We are going to use HTTP authentication to prevent unauthorized users from accessing the web application.

After modifying SVR.JS configuration, create a user in SVR.JS using this command:

sudo svrpasswd -a user # Replace "user" with username you will use to log into the web application.

During the user creation, you will be asked for the password hashing algorithm. Type scrypt to use scrypt password hashing algorithm. After choosing the password hashing algorithm, type in the password you will use to access the web application two times.

After creating the user, restart SVR.JS using either sudo /etc/init.d/svrjs restart (if you use systemd) or sudo systemctl svrjs restart (if you don't use systemd) command.

If you open a web browser, type in https://10.0.0.2/ (replace 10.0.0.2 with your server's IP address or hostname), and type in username and password to log into the web application, you will see the to-do list web application you just developed. You can add tasks, mark them as complete, and delete them.

You have now deployed the web application with SVR.JS web server to the production server.

Conclusion

In this blog post, we explored the process of building a JavaScript-based web application using the MERN stack (MongoDB, Express, React, Node.JS) and integrating it with the SVR.JS web server. We started by understanding the fundamentals of Node.js and SVR.JS, highlighting their key features and advantages.

We then dived into the practical steps of setting up the backend with Express and MongoDB, ensuring that our application could handle CRUD operations efficiently. We also set up the frontend using React and Vite, incorporating Bootstrap for a responsive and visually appealing design.

Throughout the development process, we emphasized best practices such as using environment variables, setting up ESLint and Prettier for code quality, and configuring a development server with nodemon for a seamless development experience. We also ensured that our application was secure by implementing HTTP authentication with SVR.JS.

By serving the frontend with SVR.JS's static file serving capabilities and configuring HTTP authentication, we added an extra layer of security and efficiency to our application. This integration not only enhanced the performance but also ensured that our application was protected from unauthorized access.

Finally, we walked through the deployment process, ensuring that our application was ready for a production environment. We covered setting up a server, installing necessary dependencies, configuring MongoDB, and securing our application with HTTPS and HTTP authentication.

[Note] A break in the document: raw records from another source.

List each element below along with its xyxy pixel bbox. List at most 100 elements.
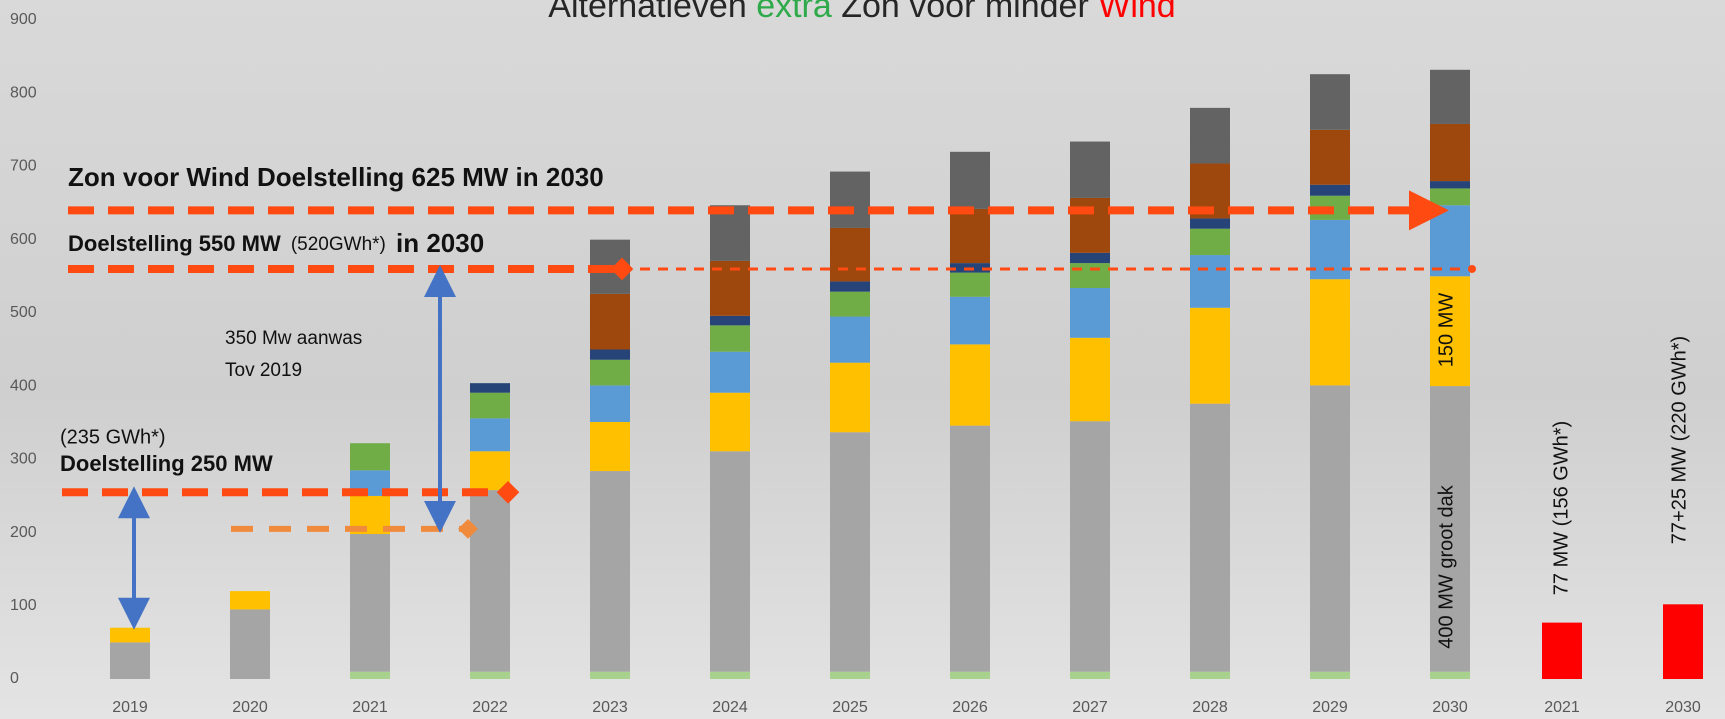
bar-segment: [950, 209, 990, 263]
y-tick-label: 100: [10, 597, 37, 614]
annotation: in 2030: [396, 228, 484, 258]
bar-segment: [1310, 185, 1350, 196]
x-tick-label: 2027: [1072, 699, 1108, 716]
bar-segment: [590, 385, 630, 422]
bar-segment: [710, 393, 750, 452]
x-tick-label: 2023: [592, 699, 628, 716]
bar-segment: [590, 294, 630, 350]
annotation: (520GWh*): [291, 234, 386, 255]
bar-segment: [1070, 672, 1110, 679]
bar-segment: [110, 642, 150, 679]
bar-segment: [470, 672, 510, 679]
bar-segment: [710, 672, 750, 679]
bar-segment: [1190, 255, 1230, 308]
bar-segment: [830, 281, 870, 291]
y-tick-label: 700: [10, 158, 37, 175]
title-part: extra: [756, 0, 832, 25]
bar-segment: [950, 152, 990, 209]
bar-segment: [1430, 124, 1470, 181]
bar-segment: [1190, 308, 1230, 404]
annotation: Tov 2019: [225, 360, 302, 381]
y-tick-label: 800: [10, 84, 37, 101]
bar-segment: [1190, 108, 1230, 164]
bar-segment: [590, 422, 630, 471]
bar-segment: [830, 228, 870, 281]
bar-segment: [590, 360, 630, 386]
bar-segment: [1070, 142, 1110, 198]
bar-segment: [470, 383, 510, 393]
bar-segment: [350, 534, 390, 672]
title-part: Alternatieven: [548, 0, 756, 25]
bar-segment: [1430, 188, 1470, 205]
y-tick-label: 200: [10, 524, 37, 541]
x-tick-label: 2029: [1312, 699, 1348, 716]
bar-segment: [710, 451, 750, 671]
y-tick-label: 900: [10, 11, 37, 28]
annotation: Doelstelling 550 MW: [68, 231, 281, 256]
bar-segment: [950, 426, 990, 672]
bar-segment: [110, 628, 150, 643]
annotation: 77 MW (156 GWh*): [1550, 421, 1572, 595]
x-tick-label: 2030: [1432, 699, 1468, 716]
x-tick-label: 2024: [712, 699, 748, 716]
x-tick-label: 2021: [1544, 699, 1580, 716]
bar-segment: [1070, 263, 1110, 288]
bar-segment: [470, 418, 510, 451]
bar-segment: [350, 443, 390, 470]
bar-segment: [1070, 338, 1110, 421]
bar-segment: [1430, 181, 1470, 188]
bar-segment: [1310, 74, 1350, 130]
bar-segment: [1663, 604, 1703, 679]
bar-segment: [470, 451, 510, 490]
bar-segment: [1310, 130, 1350, 185]
bar-segment: [590, 672, 630, 679]
title-part: Zon voor minder: [832, 0, 1098, 25]
bar-segment: [710, 325, 750, 351]
annotation: 350 Mw aanwas: [225, 328, 362, 349]
bar-segment: [710, 316, 750, 326]
reference-marker: [1468, 265, 1476, 273]
bar-segment: [230, 609, 270, 679]
annotation: Doelstelling 250 MW: [60, 451, 273, 476]
bar-segment: [830, 292, 870, 317]
x-tick-label: 2025: [832, 699, 868, 716]
bar-segment: [1430, 672, 1470, 679]
annotation: 150 MW: [1435, 293, 1457, 368]
y-tick-label: 500: [10, 304, 37, 321]
bar-segment: [1310, 672, 1350, 679]
bar-segment: [1310, 279, 1350, 385]
bar-segment: [950, 297, 990, 345]
bar-segment: [1070, 198, 1110, 253]
bar-segment: [950, 273, 990, 297]
bar-segment: [1190, 229, 1230, 255]
y-tick-label: 400: [10, 377, 37, 394]
x-tick-label: 2022: [472, 699, 508, 716]
bar-segment: [830, 317, 870, 363]
bar-segment: [350, 672, 390, 679]
bar-segment: [470, 490, 510, 672]
x-tick-label: 2021: [352, 699, 388, 716]
y-tick-label: 300: [10, 451, 37, 468]
bar-segment: [950, 344, 990, 425]
bar-segment: [830, 363, 870, 433]
bar-segment: [830, 172, 870, 228]
bar-segment: [590, 350, 630, 360]
bar-segment: [1430, 70, 1470, 124]
annotation: 400 MW groot dak: [1435, 484, 1457, 648]
bar-segment: [1190, 218, 1230, 228]
bar-segment: [950, 672, 990, 679]
bar-segment: [1070, 253, 1110, 263]
bar-segment: [1190, 404, 1230, 672]
annotation: (235 GWh*): [60, 426, 166, 448]
x-tick-label: 2030: [1665, 699, 1701, 716]
x-tick-label: 2028: [1192, 699, 1228, 716]
bar-segment: [230, 591, 270, 609]
x-tick-label: 2026: [952, 699, 988, 716]
title-part: Wind: [1098, 0, 1175, 25]
bar-segment: [1430, 205, 1470, 276]
bar-segment: [830, 432, 870, 671]
bar-segment: [1190, 672, 1230, 679]
annotation: Zon voor Wind Doelstelling 625 MW in 203…: [68, 162, 604, 192]
y-tick-label: 600: [10, 231, 37, 248]
bar-segment: [1070, 421, 1110, 671]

In summary, this blog post provided a comprehensive guide to building, integrating, and deploying a MERN stack to-do list application with SVR.JS. By following these steps, you can create robust, scalable, and secure web applications that leverage the power of modern JavaScript technologies and the flexibility of SVR.JS.

Whether you are a beginner or an experienced developer, the knowledge and techniques shared in this post will help you build efficient and reliable web applications. Happy coding!